FOR IMMEDIATE RELEASE: Wednesday, December 14, 2011
CONTACT:  Lon Kightlinger, (605) 773-3737   


Prevent the spread of foodborne disease during holidays


PIERRE, S.D. – As you entertain family and friends at holiday gatherings, be sure to keep food safety in mind to prevent food-borne illness, says a state health official.


“Bacterial food-borne illness, more commonly called food poisoning, can turn holiday merriment to misery,” said Dr. Lon Kightlinger, State Epidemiologist for the Department of Health. “You can prevent food-borne illness by thorough hand washing, cooking and storing foods at the proper temperatures, and avoiding food preparation when you’re sick.”

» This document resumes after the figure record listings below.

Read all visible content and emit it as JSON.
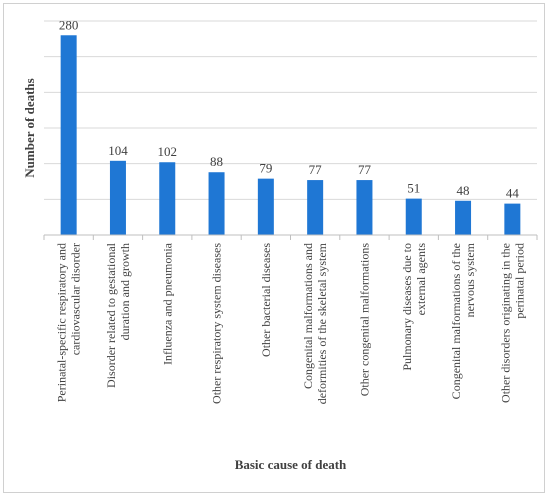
{
  "chart_data": {
    "type": "bar",
    "categories": [
      [
        "Perinatal-specific respiratory and",
        "cardiovascular disorder"
      ],
      [
        "Disorder related to gestational",
        "duration and growth"
      ],
      [
        "Influenza and pneumonia"
      ],
      [
        "Other respiratory system diseases"
      ],
      [
        "Other bacterial diseases"
      ],
      [
        "Congenital malformations and",
        "deformities of the skeletal system"
      ],
      [
        "Other congenital malformations"
      ],
      [
        "Pulmonary diseases due to",
        "external agents"
      ],
      [
        "Congenital malformations of the",
        "nervous system"
      ],
      [
        "Other disorders originating in the",
        "perinatal period"
      ]
    ],
    "values": [
      280,
      104,
      102,
      88,
      79,
      77,
      77,
      51,
      48,
      44
    ],
    "xlabel": "Basic cause of death",
    "ylabel": "Number of deaths",
    "ylim": [
      0,
      300
    ],
    "grid": true,
    "bar_color": "#1f77d4",
    "grid_color": "#d9d9d9",
    "axis_color": "#bfbfbf"
  }
}
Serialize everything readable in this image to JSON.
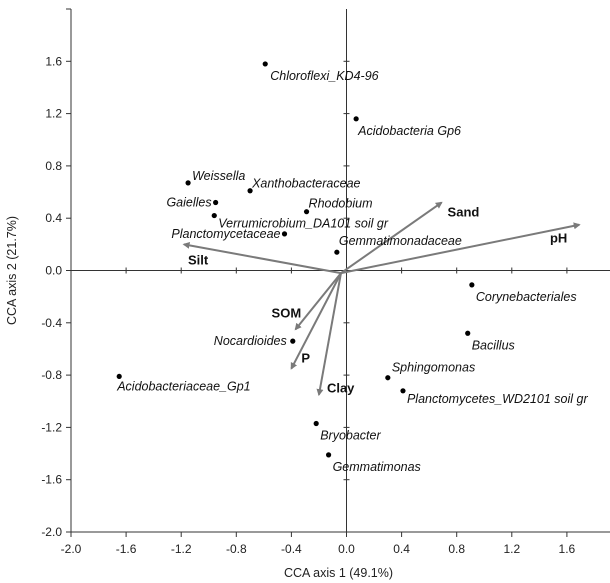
{
  "chart_data": {
    "type": "scatter",
    "title": "",
    "xlabel": "CCA axis 1 (49.1%)",
    "ylabel": "CCA axis 2 (21.7%)",
    "xlim": [
      -2.0,
      2.0
    ],
    "ylim": [
      -2.0,
      2.0
    ],
    "x_ticks": [
      "-2.0",
      "-1.6",
      "-1.2",
      "-0.8",
      "-0.4",
      "0.0",
      "0.4",
      "0.8",
      "1.2",
      "1.6"
    ],
    "y_ticks": [
      "1.6",
      "1.2",
      "0.8",
      "0.4",
      "0.0",
      "-0.4",
      "-0.8",
      "-1.2",
      "-1.6",
      "-2.0"
    ],
    "x_tick_values": [
      -2.0,
      -1.6,
      -1.2,
      -0.8,
      -0.4,
      0.0,
      0.4,
      0.8,
      1.2,
      1.6
    ],
    "y_tick_values": [
      1.6,
      1.2,
      0.8,
      0.4,
      0.0,
      -0.4,
      -0.8,
      -1.2,
      -1.6,
      -2.0
    ],
    "grid": false,
    "origin": [
      -0.04,
      -0.02
    ],
    "points": [
      {
        "label": "Chloroflexi_KD4-96",
        "x": -0.59,
        "y": 1.58
      },
      {
        "label": "Acidobacteria Gp6",
        "x": 0.07,
        "y": 1.16
      },
      {
        "label": "Weissella",
        "x": -1.15,
        "y": 0.67
      },
      {
        "label": "Xanthobacteraceae",
        "x": -0.7,
        "y": 0.61
      },
      {
        "label": "Gaielles",
        "x": -0.95,
        "y": 0.52
      },
      {
        "label": "Rhodobium",
        "x": -0.29,
        "y": 0.45
      },
      {
        "label": "Verrumicrobium_DA101 soil gr",
        "x": -0.96,
        "y": 0.42
      },
      {
        "label": "Planctomycetaceae",
        "x": -0.45,
        "y": 0.28
      },
      {
        "label": "Gemmatimonadaceae",
        "x": -0.07,
        "y": 0.14
      },
      {
        "label": "Corynebacteriales",
        "x": 0.91,
        "y": -0.11
      },
      {
        "label": "Nocardioides",
        "x": -0.39,
        "y": -0.54
      },
      {
        "label": "Bacillus",
        "x": 0.88,
        "y": -0.48
      },
      {
        "label": "Sphingomonas",
        "x": 0.3,
        "y": -0.82
      },
      {
        "label": "Acidobacteriaceae_Gp1",
        "x": -1.65,
        "y": -0.81
      },
      {
        "label": "Planctomycetes_WD2101 soil gr",
        "x": 0.41,
        "y": -0.92
      },
      {
        "label": "Bryobacter",
        "x": -0.22,
        "y": -1.17
      },
      {
        "label": "Gemmatimonas",
        "x": -0.13,
        "y": -1.41
      }
    ],
    "vectors": [
      {
        "name": "Sand",
        "x": 0.69,
        "y": 0.52
      },
      {
        "name": "pH",
        "x": 1.69,
        "y": 0.35
      },
      {
        "name": "Silt",
        "x": -1.18,
        "y": 0.2
      },
      {
        "name": "SOM",
        "x": -0.37,
        "y": -0.45
      },
      {
        "name": "P",
        "x": -0.4,
        "y": -0.75
      },
      {
        "name": "Clay",
        "x": -0.2,
        "y": -0.95
      }
    ]
  }
}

The federal Centers for Disease Control and Prevention estimates that 48 million people, or one out of six Americans, gets sick with a food borne illness each year, 128,000 are hospitalized and 3,000 die. In South Dakota, as of the end of November, more than 400 cases of the food-borne illnesses Salmonella (151), Campylobacter (286), and E. coli (37) had been reported for the year. There have also been cases of another food borne illness, Norovirus, which is not reportable.


“It’s not uncommon in South Dakota to have food-borne outbreaks caused by holiday pot-lucks at schools, churches, offices or other gatherings,” noted Dr. Kightlinger. He recommended the following precautions for holiday food preparations:


·         Clean. Wash hands, cutting boards, utensils, and countertops.

·         Separate. Keep raw meat, poultry, and seafood separate from ready-to-eat foods.

·         Cook. Use a food thermometer to ensure that foods are cooked to a safe internal temperature – 145°F for whole meats (let meat rest for 3 minutes before carving or consuming), 160°F for ground meats, and 165°F for all poultry and stuffing.

·         Chill. Keep your refrigerator below 40°F, and refrigerate food that will spoil.

·         Be especially careful when preparing food for children, pregnant women, those in poor health, and older adults.

·         Don't prepare food for others if you have diarrhea or have been vomiting.


Learn more at http://www.foodsafety.gov/keep/basics/index.html or www.fda.gov/ForConsumers/ConsumerUpdates/ucm092815.htm.


Signs and symptoms of food-borne illness can include mild or severe diarrhea, fever, vomiting and abdominal pain. Most people will recover on their own without medication or may require fluids to prevent dehydration.